彫師からは入れる部位によって痛みが生じることの説明を受けて、俺は何処に入れるのか決め兼ねていた。黒が目の前に居る手前、拒否することも出来ず考え込む。
黒はこちらの様子を見兼ねて席を外した。
「何処に入れるかは自由だが首領への忠誠を示すなら皮膚が薄い部分に入れるのがいいかな。燈は確か脇と内腿に入れていたな。痛いのに声一つ上げなかった。大した奴だ」
関心したように言った彫師の言葉に俺は眉をひそめた。燈と張り合うわけではないが、彼に出来たことが俺に出来ないはずがない。
彫師が鞄から書類を出し渡してきた。デザインと入れる部位が書かれている。書類に目を通して痛い部位に入れることに決めた。
「尻の内側と胸に入れてくれ」
「胸は乳首に近ければ近いほど痛いがどうする」
「…それで構わない。デザインはあんたに任せる」
彫師に承諾書を渡して俺はソファにうつ伏せになった。消毒から彫り終わるまでの数時間、俺にとっては地獄だった。呻き声をあげながら、動くなと体を押さえつけられ激痛に耐えた。彫り終える頃には俺は意識を手放していた。
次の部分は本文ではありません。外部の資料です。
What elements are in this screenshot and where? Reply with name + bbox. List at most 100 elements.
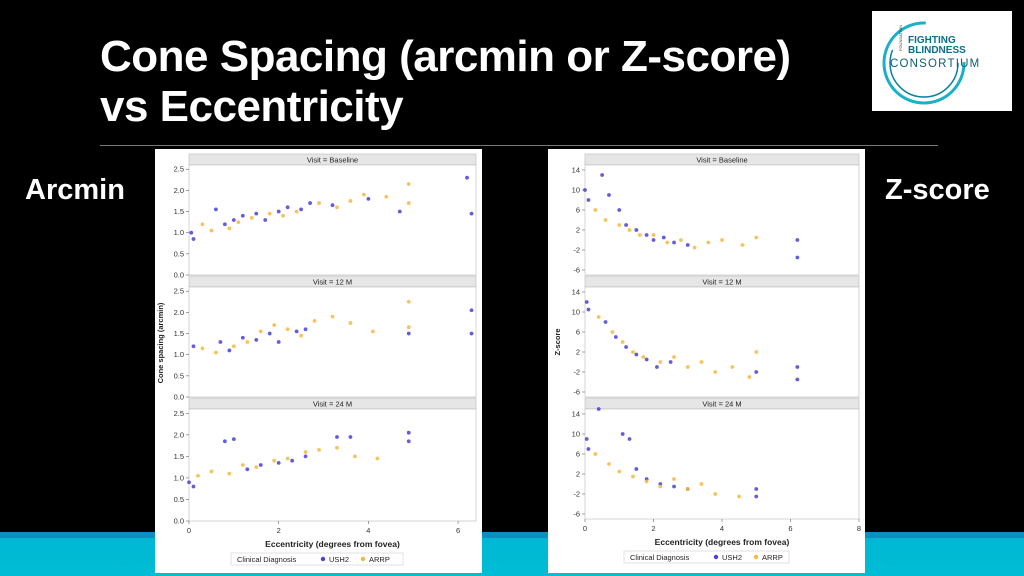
y-tick-label: -2 [573,368,580,377]
data-point-ush2 [465,175,469,180]
data-point-ush2 [308,201,312,205]
data-point-arrp [375,456,380,461]
data-point-ush2 [651,238,656,242]
data-point-ush2 [685,243,690,247]
data-point-ush2 [655,365,659,369]
data-point-arrp [272,323,277,327]
data-point-ush2 [397,209,402,214]
logo-ring-inner [889,28,959,98]
data-point-ush2 [583,188,587,192]
data-point-arrp [713,492,718,496]
legend-box [623,550,790,564]
logo-line1: FIGHTING [908,35,956,46]
data-point-ush2 [294,329,299,334]
x-tick-label: 8 [857,524,861,533]
y-tick-label: -6 [573,510,580,519]
data-point-arrp [406,182,411,186]
legend-marker-ush2 [320,556,326,562]
slide-title: Cone Spacing (arcmin or Z-score) vs Ecce… [100,32,791,131]
data-point-ush2 [624,223,628,227]
y-tick-label: 0.0 [174,271,184,280]
data-point-arrp [406,299,411,304]
data-point-ush2 [620,432,625,436]
x-tick-label: 4 [366,526,370,535]
data-point-arrp [370,329,375,334]
data-point-ush2 [469,211,474,216]
data-point-ush2 [672,240,676,245]
legend-box [230,552,404,566]
data-point-arrp [348,321,353,325]
x-tick-label: 4 [720,524,724,533]
y-tick-label: 2.5 [174,287,184,296]
data-point-arrp [303,450,308,454]
data-point-ush2 [258,463,263,467]
title-divider [100,145,938,146]
data-point-ush2 [348,435,353,439]
data-point-arrp [603,218,608,222]
y-tick-label: 10 [572,308,580,317]
data-point-ush2 [276,340,281,344]
data-point-ush2 [299,207,304,212]
data-point-ush2 [634,467,639,471]
y-tick-label: 14 [572,166,580,175]
y-tick-label: 10 [572,430,580,439]
y-tick-label: -6 [573,388,580,397]
data-point-ush2 [627,437,632,441]
y-tick-label: -2 [573,490,580,499]
y-tick-label: 6 [576,328,580,337]
y-tick-label: 14 [572,288,580,297]
data-point-arrp [617,469,622,474]
data-point-arrp [679,238,683,242]
data-point-arrp [672,355,676,359]
legend-label-arrp: ARRP [369,555,390,564]
data-point-arrp [641,355,646,359]
data-point-arrp [713,370,718,374]
x-tick-label: 0 [583,524,587,533]
data-point-ush2 [661,235,666,240]
data-point-arrp [245,340,250,344]
data-point-arrp [285,456,290,461]
data-point-ush2 [191,484,196,489]
y-tick-label: 1.5 [174,452,184,461]
data-point-ush2 [330,203,335,208]
data-point-arrp [258,329,263,334]
data-point-arrp [200,346,205,351]
data-point-ush2 [469,308,474,313]
data-point-arrp [406,325,411,330]
y-tick-label: 2.0 [174,308,184,317]
data-point-arrp [685,365,690,369]
data-point-arrp [200,222,205,227]
x-tick-label: 0 [187,526,191,535]
data-point-ush2 [285,205,290,210]
zscore-chart: Visit = Baseline 14 10 6 2 -2 -6 Visit = 12 M 14… [553,153,861,564]
logo-graphic: FOUNDATION FIGHTING BLINDNESS CONSORTIUM [882,21,979,105]
y-tick-label: 0.0 [174,517,184,526]
logo-line2: BLINDNESS [908,45,966,56]
data-point-arrp [384,194,389,199]
y-axis-label: Z-score [553,328,562,355]
data-point-ush2 [624,345,628,349]
data-point-arrp [249,215,254,220]
data-point-ush2 [191,344,196,349]
data-point-arrp [285,327,290,332]
y-tick-label: 2 [576,348,580,357]
data-point-ush2 [303,454,308,459]
panel-label: Visit = 24 M [313,400,352,409]
y-tick-label: 2 [576,226,580,235]
data-point-arrp [317,448,321,452]
y-tick-label: 1.0 [174,350,184,359]
data-point-ush2 [584,300,589,304]
data-point-arrp [699,482,704,486]
y-tick-label: 1.5 [174,207,184,216]
data-point-arrp [209,228,214,233]
data-point-ush2 [191,237,196,241]
panel-label: Visit = Baseline [696,156,747,165]
data-point-ush2 [754,487,759,491]
zscore-chart-panel: Visit = Baseline 14 10 6 2 -2 -6 Visit = 12 M 14… [548,149,865,573]
data-point-arrp [353,454,357,459]
x-tick-label: 2 [277,526,281,535]
y-axis-label: Cone spacing (arcmin) [156,302,165,383]
x-axis-label: Eccentricity (degrees from fovea) [265,539,400,549]
data-point-arrp [214,350,218,355]
data-point-arrp [254,465,259,470]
忍耐と体力を使い果たし意識を手放してから数時間で目を覚ました。辺りを見渡すと黒がそばで立っていた。服を脱いだまま横になっていた状態で首だけ上げると、黒が近づいてくる。
「お前、よく寝るな…」
「あんたと会ってから散々な目に遭ってはがかりで、疲れてるんだ」
「痛みの少ない部位に入れれば良かっただろう‥」
黒は上体を起こした俺に毛布を投げてよこした。慌てて毛布で体を隠したが、それよりも刺青を入れた部位が痒い。熱を持ち腫れているように感じる。
「入れたところが痒い」
「掻くな‥感染症でも起こせば大惨事になる。腫れが引くまで熱が出るから安静にしていろ」
掻き毟りたくなる衝動に駆られるが、何とか抑え込み毛布に包まる。黒は食事を持ち床に跪いた。
「何か食え」
「この状態じゃ‥」
「仕方がないな…」
黒は俺の上体を起こすとソファの端に座り、膝の上に体を下した。膝枕に近い体勢のまま用意された食事を口にした。組織で食べた料理の中で一番質素な物ばかりだった。缶詰や即席の類だが黒自ら調理したのかと疑問に思う。
「黒が作ったのか?」
「‥管理人に作らせた」
「管理人?まだいるなら挨拶をさせてくれ‥」
管理人は料理やベッドメイキングなど掃除をして裏口から出て行ったらしい。未だ管理人と顔を合わせていない。心の中で感謝をして全て食べ終えた。黒が彫師から渡されたらしい痛み止めを恐る恐る口に含み嚥下した。
過去に催淫効果のある薬物を吸わされたことが今でもトラウマのようにフラッシュバックする時がある。薬を見るたびに危ない類のものではないかと不安が生まれてしまう。それもこれも全て黒のせいだ。
植え付けられた恐怖と体に与えられた快感の数々を思い出すと恐怖で死んでしまいたくなる。